Tide gate valves close during high tides, preventing backflow of bay water into the storm drain system. Shoreline riprap and the dune dissipate wave energy that leads to flooding, and sand-filled basket structures stabilize the dune, Walch said.
Dewey Beach Mayor Dale Cooke said he was grateful for the cooperation of CIB, and the state and town officials who collaborated on the project.
Read Avenue resident Phil Winkler said flooding conditions have been dramatically lessened by the living shoreline. Since the shoreline was completed, he said, there have been at least three major high tides of three feet above sea level.
“In the past, that would have caused the bay waters to flow onto Read Avenue, disrupting the lives of all the residents here,” he said. “The new, 3.5-foot berm across the entire beachfront effectively blocks bay waters from flowing onto Read Avenue.”
During heavy rainfall Oct. 12-13, Winkler said Read Avenue received almost two inches of rain during a very high tide, causing flooding on Read Avenue, since rainwater couldn’t dissipate into the bay.
“However, as soon as the tide started to recede, the rainwaters drained quickly away in about two hours,” he said.
Winkler said he tested the newly installed tidal gates three times with dye given to him by his friend, a hydrologist in Texas, and confirmed the gates are working. The dye is sodium fluorescein, which is harmless to humans, fish or any living thing, Winkler said.
“I placed some [dye] on cotton balls inside a weighted plastic bag with holes to permit water to circulate,” Winkler said. “I then placed the dye bag in front of the outlet pipes during the last hour of a rising tide.”

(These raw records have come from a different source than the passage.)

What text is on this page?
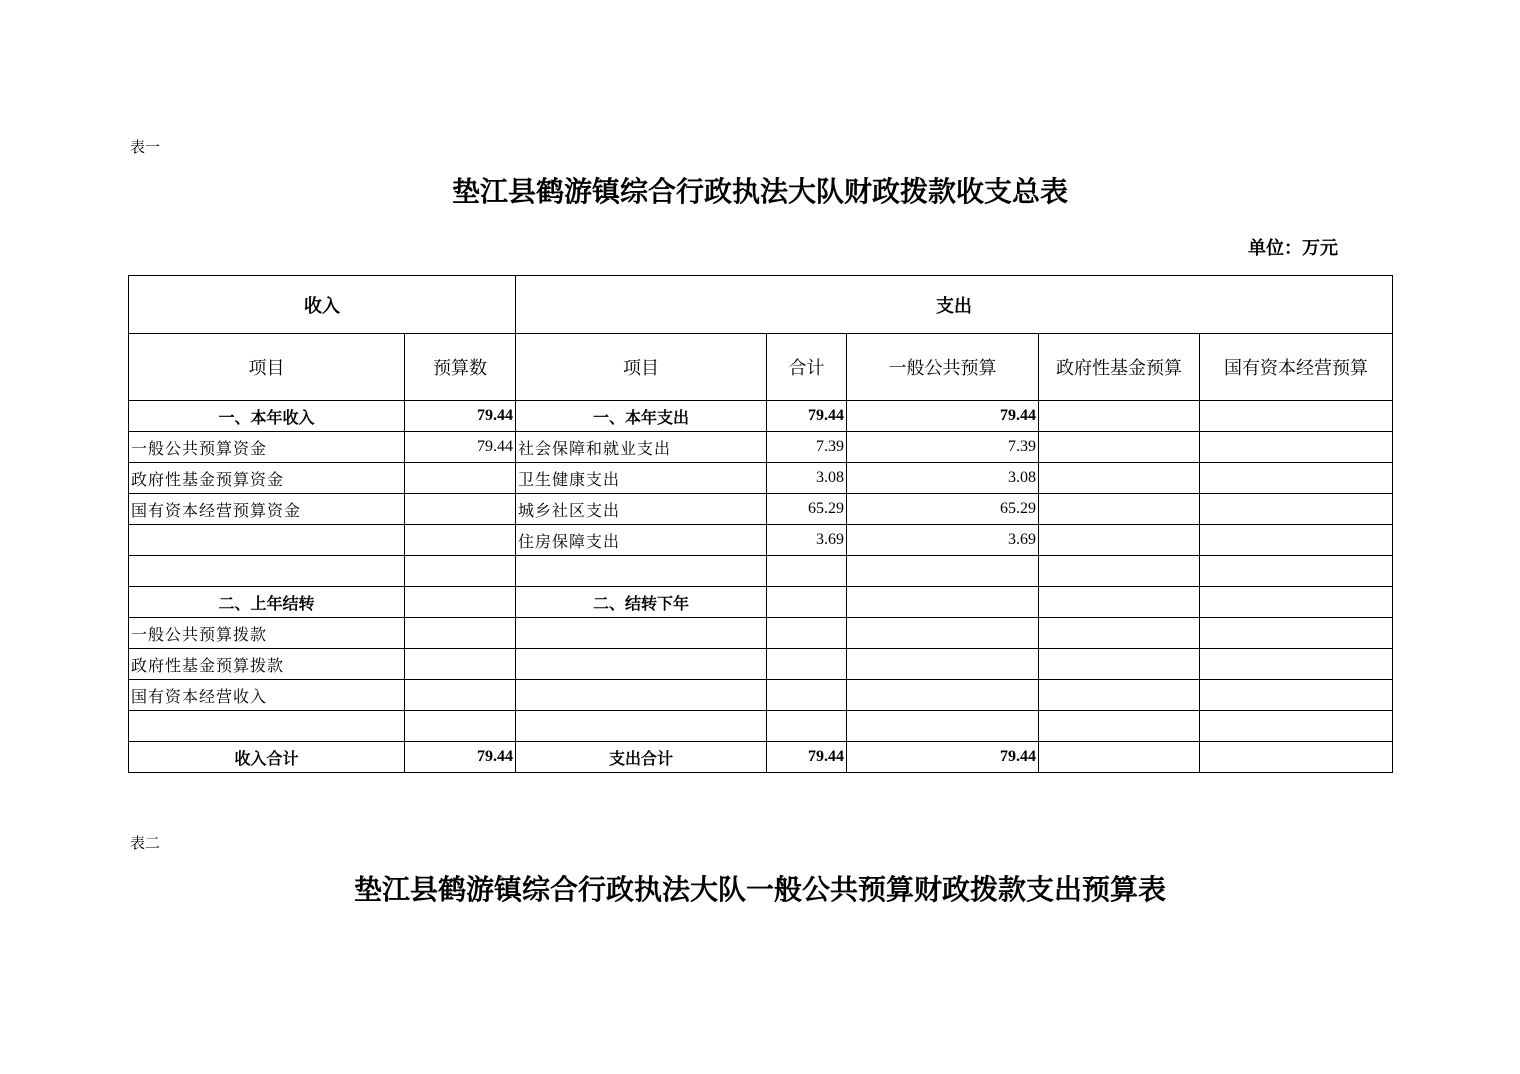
表一
垫江县鹤游镇综合行政执法大队财政拨款收支总表
单位：万元
收入		支出				
项目	预算数	项目	合计	一般公共预算	政府性基金预算	国有资本经营预算
一、本年收入	79.44	一、本年支出	79.44	79.44		
一般公共预算资金	79.44	社会保障和就业支出	7.39	7.39		
政府性基金预算资金		卫生健康支出	3.08	3.08		
国有资本经营预算资金		城乡社区支出	65.29	65.29		
		住房保障支出	3.69	3.69		

二、上年结转		二、结转下年				
一般公共预算拨款						
政府性基金预算拨款						
国有资本经营收入						

收入合计	79.44	支出合计	79.44	79.44		
表二
垫江县鹤游镇综合行政执法大队一般公共预算财政拨款支出预算表
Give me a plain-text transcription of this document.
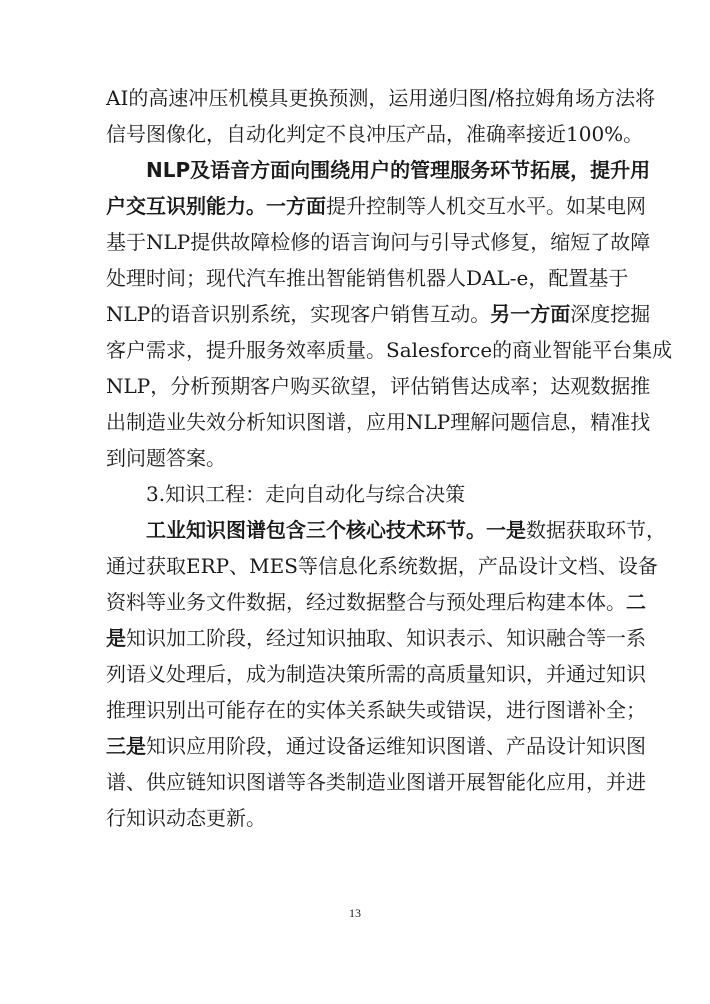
AI的高速冲压机模具更换预测，运用递归图/格拉姆角场方法将
信号图像化，自动化判定不良冲压产品，准确率接近100%。
NLP及语音方面向围绕用户的管理服务环节拓展，提升用
户交互识别能力。一方面提升控制等人机交互水平。如某电网
基于NLP提供故障检修的语言询问与引导式修复，缩短了故障
处理时间；现代汽车推出智能销售机器人DAL-e，配置基于
NLP的语音识别系统，实现客户销售互动。另一方面深度挖掘
客户需求，提升服务效率质量。Salesforce的商业智能平台集成
NLP，分析预期客户购买欲望，评估销售达成率；达观数据推
出制造业失效分析知识图谱，应用NLP理解问题信息，精准找
到问题答案。
3.知识工程：走向自动化与综合决策
工业知识图谱包含三个核心技术环节。一是数据获取环节，
通过获取ERP、MES等信息化系统数据，产品设计文档、设备
资料等业务文件数据，经过数据整合与预处理后构建本体。二
是知识加工阶段，经过知识抽取、知识表示、知识融合等一系
列语义处理后，成为制造决策所需的高质量知识，并通过知识
推理识别出可能存在的实体关系缺失或错误，进行图谱补全；
三是知识应用阶段，通过设备运维知识图谱、产品设计知识图
谱、供应链知识图谱等各类制造业图谱开展智能化应用，并进
行知识动态更新。
13
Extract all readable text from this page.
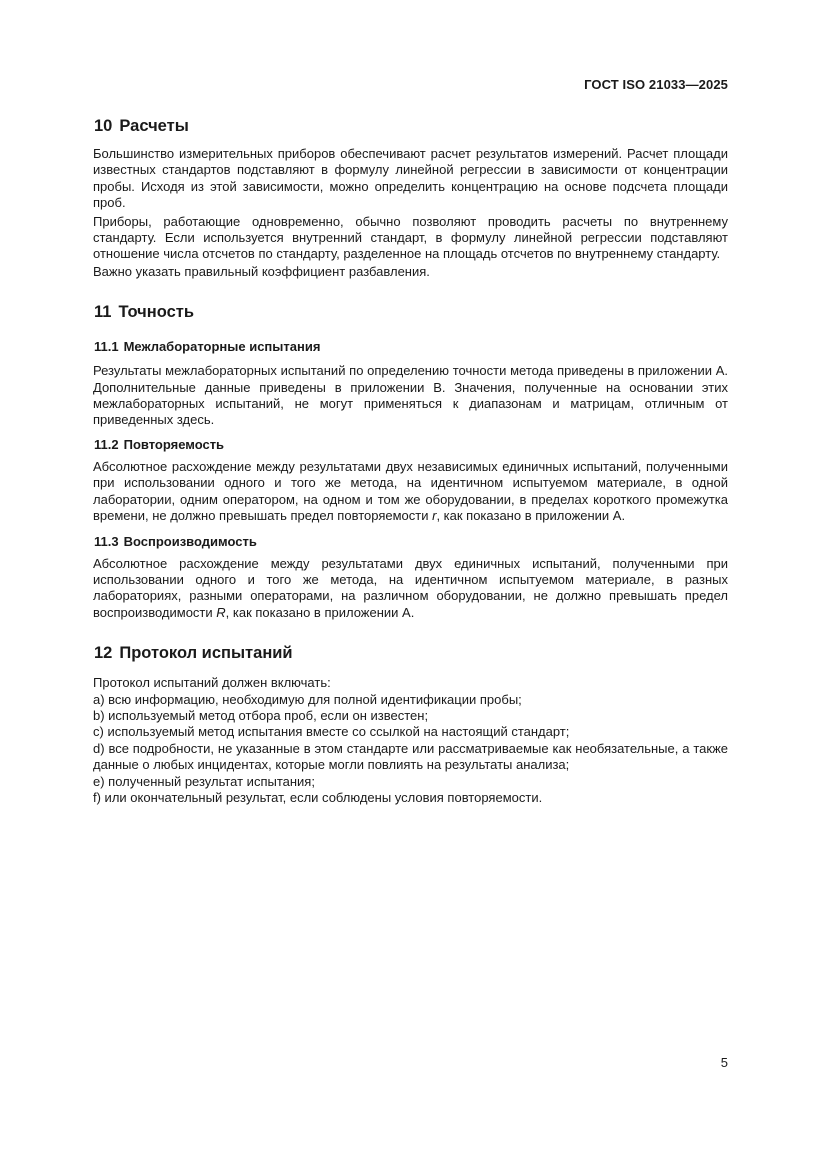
ГОСТ ISO 21033—2025
10 Расчеты

Большинство измерительных приборов обеспечивают расчет результатов измерений. Расчет площади известных стандартов подставляют в формулу линейной регрессии в зависимости от концентрации пробы. Исходя из этой зависимости, можно определить концентрацию на основе подсчета площади проб.

Приборы, работающие одновременно, обычно позволяют проводить расчеты по внутреннему стандарту. Если используется внутренний стандарт, в формулу линейной регрессии подставляют отношение числа отсчетов по стандарту, разделенное на площадь отсчетов по внутреннему стандарту.

Важно указать правильный коэффициент разбавления.

11 Точность
11.1 Межлабораторные испытания

Результаты межлабораторных испытаний по определению точности метода приведены в приложении А. Дополнительные данные приведены в приложении В. Значения, полученные на основании этих межлабораторных испытаний, не могут применяться к диапазонам и матрицам, отличным от приведенных здесь.

11.2 Повторяемость

Абсолютное расхождение между результатами двух независимых единичных испытаний, полученными при использовании одного и того же метода, на идентичном испытуемом материале, в одной лаборатории, одним оператором, на одном и том же оборудовании, в пределах короткого промежутка времени, не должно превышать предел повторяемости r, как показано в приложении А.

11.3 Воспроизводимость

Абсолютное расхождение между результатами двух единичных испытаний, полученными при использовании одного и того же метода, на идентичном испытуемом материале, в разных лабораториях, разными операторами, на различном оборудовании, не должно превышать предел воспроизводимости R, как показано в приложении А.

12 Протокол испытаний

Протокол испытаний должен включать:

a) всю информацию, необходимую для полной идентификации пробы;

b) используемый метод отбора проб, если он известен;

c) используемый метод испытания вместе со ссылкой на настоящий стандарт;

d) все подробности, не указанные в этом стандарте или рассматриваемые как необязательные, а также данные о любых инцидентах, которые могли повлиять на результаты анализа;

e) полученный результат испытания;

f) или окончательный результат, если соблюдены условия повторяемости.

5
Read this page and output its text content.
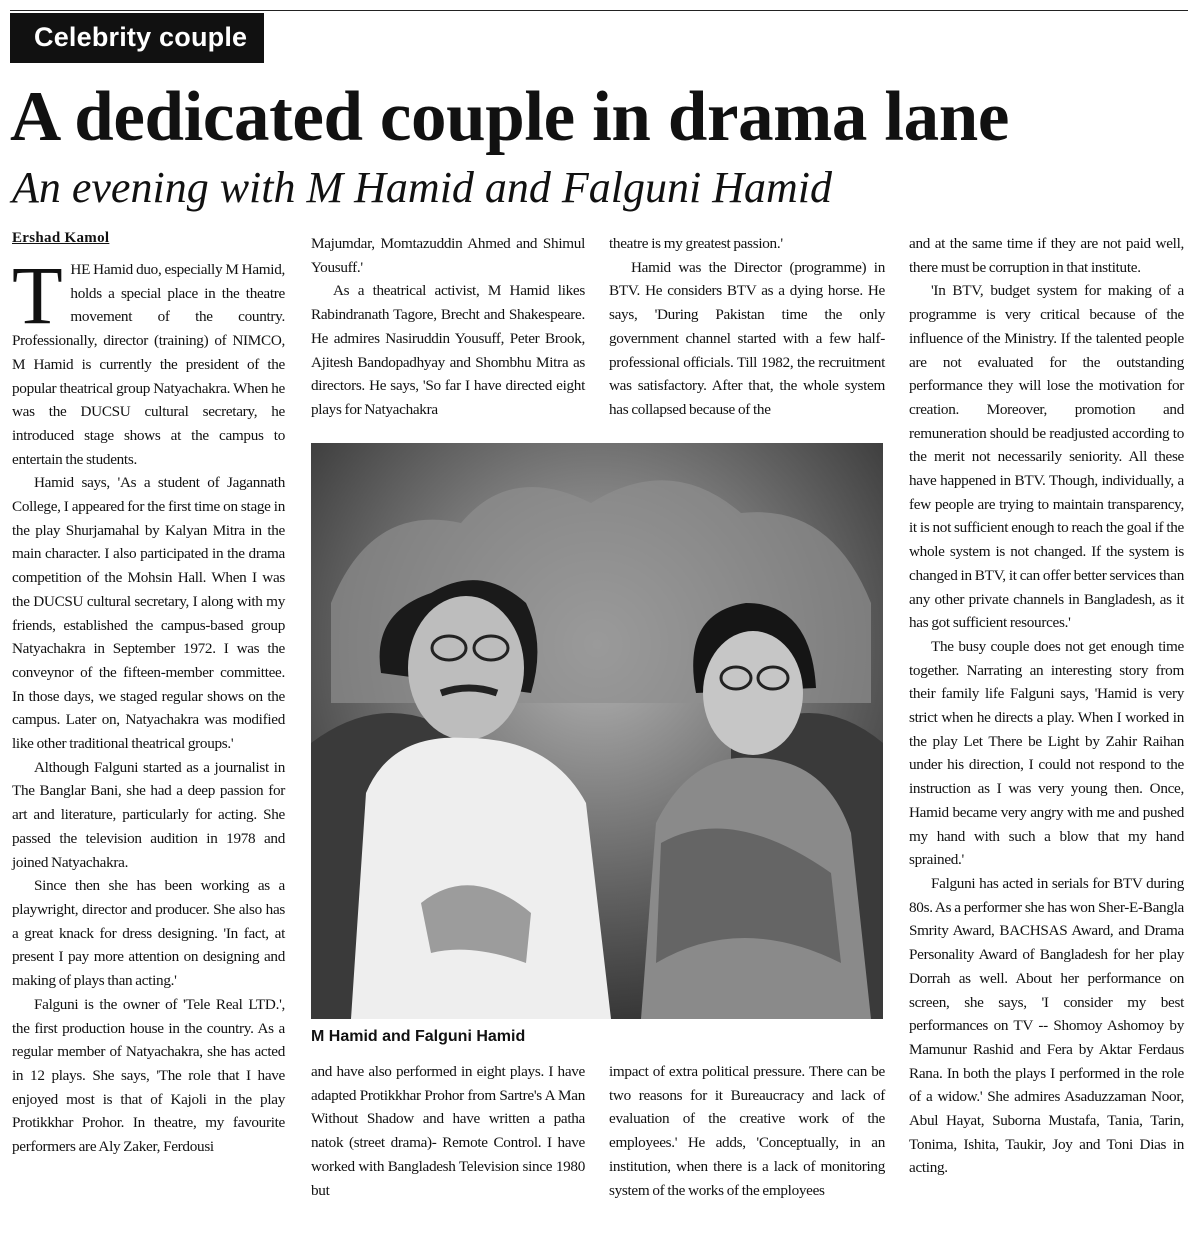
Celebrity couple
A dedicated couple in drama lane
An evening with M Hamid and Falguni Hamid
Ershad Kamol

THE Hamid duo, especially M Hamid, holds a special place in the theatre movement of the country. Professionally, director (training) of NIMCO, M Hamid is currently the president of the popular theatrical group Natyachakra. When he was the DUCSU cultural secretary, he introduced stage shows at the campus to entertain the students.

Hamid says, 'As a student of Jagannath College, I appeared for the first time on stage in the play Shurjamahal by Kalyan Mitra in the main character. I also participated in the drama competition of the Mohsin Hall. When I was the DUCSU cultural secretary, I along with my friends, established the campus-based group Natyachakra in September 1972. I was the conveynor of the fifteen-member committee. In those days, we staged regular shows on the campus. Later on, Natyachakra was modified like other traditional theatrical groups.'

Although Falguni started as a journalist in The Banglar Bani, she had a deep passion for art and literature, particularly for acting. She passed the television audition in 1978 and joined Natyachakra.

Since then she has been working as a playwright, director and producer. She also has a great knack for dress designing. 'In fact, at present I pay more attention on designing and making of plays than acting.'

Falguni is the owner of 'Tele Real LTD.', the first production house in the country. As a regular member of Natyachakra, she has acted in 12 plays. She says, 'The role that I have enjoyed most is that of Kajoli in the play Protikkhar Prohor. In theatre, my favourite performers are Aly Zaker, Ferdousi

Majumdar, Momtazuddin Ahmed and Shimul Yousuff.'

As a theatrical activist, M Hamid likes Rabindranath Tagore, Brecht and Shakespeare. He admires Nasiruddin Yousuff, Peter Brook, Ajitesh Bandopadhyay and Shombhu Mitra as directors. He says, 'So far I have directed eight plays for Natyachakra

theatre is my greatest passion.'

Hamid was the Director (programme) in BTV. He considers BTV as a dying horse. He says, 'During Pakistan time the only government channel started with a few half-professional officials. Till 1982, the recruitment was satisfactory. After that, the whole system has collapsed because of the

M Hamid and Falguni Hamid

and have also performed in eight plays. I have adapted Protikkhar Prohor from Sartre's A Man Without Shadow and have written a patha natok (street drama)- Remote Control. I have worked with Bangladesh Television since 1980 but

impact of extra political pressure. There can be two reasons for it Bureaucracy and lack of evaluation of the creative work of the employees.' He adds, 'Conceptually, in an institution, when there is a lack of monitoring system of the works of the employees

and at the same time if they are not paid well, there must be corruption in that institute.

'In BTV, budget system for making of a programme is very critical because of the influence of the Ministry. If the talented people are not evaluated for the outstanding performance they will lose the motivation for creation. Moreover, promotion and remuneration should be readjusted according to the merit not necessarily seniority. All these have happened in BTV. Though, individually, a few people are trying to maintain transparency, it is not sufficient enough to reach the goal if the whole system is not changed. If the system is changed in BTV, it can offer better services than any other private channels in Bangladesh, as it has got sufficient resources.'

The busy couple does not get enough time together. Narrating an interesting story from their family life Falguni says, 'Hamid is very strict when he directs a play. When I worked in the play Let There be Light by Zahir Raihan under his direction, I could not respond to the instruction as I was very young then. Once, Hamid became very angry with me and pushed my hand with such a blow that my hand sprained.'

Falguni has acted in serials for BTV during 80s. As a performer she has won Sher-E-Bangla Smrity Award, BACHSAS Award, and Drama Personality Award of Bangladesh for her play Dorrah as well. About her performance on screen, she says, 'I consider my best performances on TV -- Shomoy Ashomoy by Mamunur Rashid and Fera by Aktar Ferdaus Rana. In both the plays I performed in the role of a widow.' She admires Asaduzzaman Noor, Abul Hayat, Suborna Mustafa, Tania, Tarin, Tonima, Ishita, Taukir, Joy and Toni Dias in acting.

The water around the end of the pipes was a brilliant green while the water above the junction box ashore had no color whatsoever, indicating the tidal gates in the outlet pipes prevented bay water from getting onto the street as they are designed to do, Winkler said.
“Additionally, tide gates in the three drain pipes there only permit waters to flow into the bay and not from the bay into the land,” he added.
Carper said making coastal communities more resilient to the climate crisis is imperative.
“This new natural barrier project will protect nearby residents and businesses from the high tides and higher storm surges we continue to see along the coast as global temperatures rise,” he said. “These are the kinds of investments we need – funding and projects that fortify our communities while restoring habitat and conserving ecosystems.”
Carper said one of his top priorities is to invest more in making communities, transportation, drinking water and wastewater infrastructure more resilient to the worsening climate crisis.
“Natural infrastructure is a smart and effective way to protect communities from the climate crisis, but it only addresses the symptoms of the climate crisis,” he said. “We also need to focus on the root causes of coastal erosion, rising seas and more severe extreme weather.”
Heat-trapping air pollution is warming the planet, Carper added, causing ice caps to melt and sea levels to rise.
“Warmer temperatures and higher sea temperatures are fueling more frequent and destructive tropical storms,” he said. “If we do nothing to dramatically reduce carbon emissions – the villain of the climate crisis – the damage and destruction we’re seeing now will pale in comparison to the devastation that lies ahead.”